BEIJING: British finance minister Rachel Reeves said on Saturday during a visit to Beijing that she intended to have “pragmatic” relations with Chinese leaders to boost exports to the world’s second-largest economy.
Under pressure from market turmoil at home, Reeves is seeking to revive high-level economic and financial talks that have been frozen since 2019.
She joins the UK-China Economic and Financial Dialogue meeting in Beijing with Chinese Vice Premier He Lifeng on Saturday, before traveling to Shanghai, accompanied by Bank of England Governor Andrew Bailey and other finance leaders.
She is due to discuss financial services, trading ties and the importance of cooperation on issues like climate change, the Treasury said.
Her appearance offers a chance to persuade investors that she has plans to deal with a sharp increase in British government borrowing costs, due in part to a global bond selloff which threatens to derail her budget plans.

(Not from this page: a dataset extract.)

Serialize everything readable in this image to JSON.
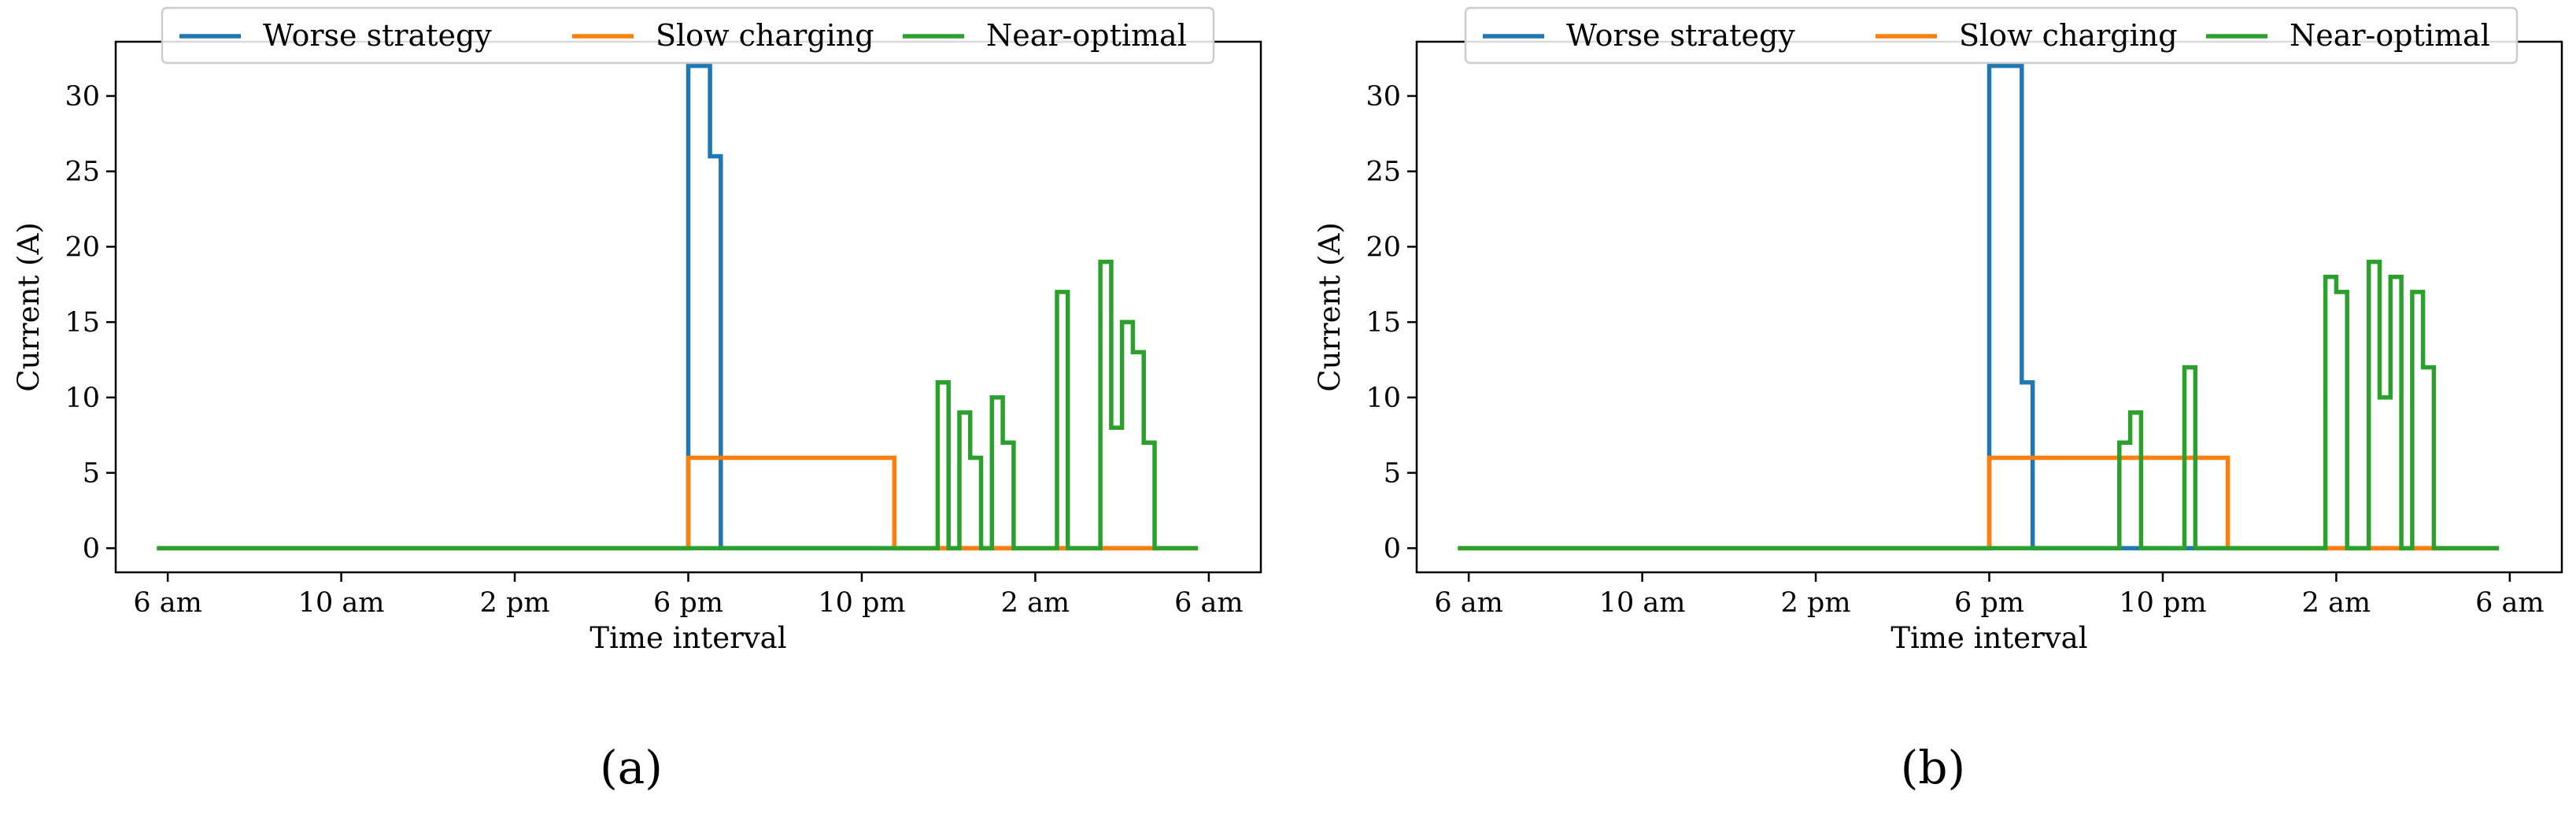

“The fiscal rules that I set out in my budget in October are non-negotiable and growth is the number one mission of this government to make our country better off,” Reeves told reporters after visiting a Brompton bicycles shop in Beijing.
“That’s why I’m in China to unlock tangible benefits for British businesses exporting and trading around the world to ensure that we have greater access to the second-largest economy in the world.”
Reeves’ visit follows a dialogue opened last year between Prime Minister Keir Starmer and President Xi Jinping, the first between the two countries’ leaders since 2018.
The approach taken by the Labour government, elected in July, contrasts with the previous Conservative administration which took a robust approach to differences with China — particularly over human rights, Hong Kong and allegations of Chinese espionage.
Asked on Thursday if Reeves would raise human-rights issues, Starmer’s spokesperson said her visit would fit with London’s stance that it would take a strategic approach to China and challenge it “robustly” when necessary.
Starmer has long described his desire to build a relationship with China that is “rooted in the UK’s national interests” by boosting trade, a task that may become more difficult if US President-elect Donald Trump follows through on his threat to impose tariffs on all imports.
Asked whether Britain would follow Washington and Brussels in imposing tariffs on Chinese electric vehicles, Reeves said: “We keep issues under review but we make decisions in our national interest.”
British car manufacturers “like Jaguar and Land Rover export substantially to Chinese markets, and we want to help them to grow.”
China is Britain’s fourth-largest trading partner, accounting for goods and services trade worth almost 113 billion pounds ($138 billion).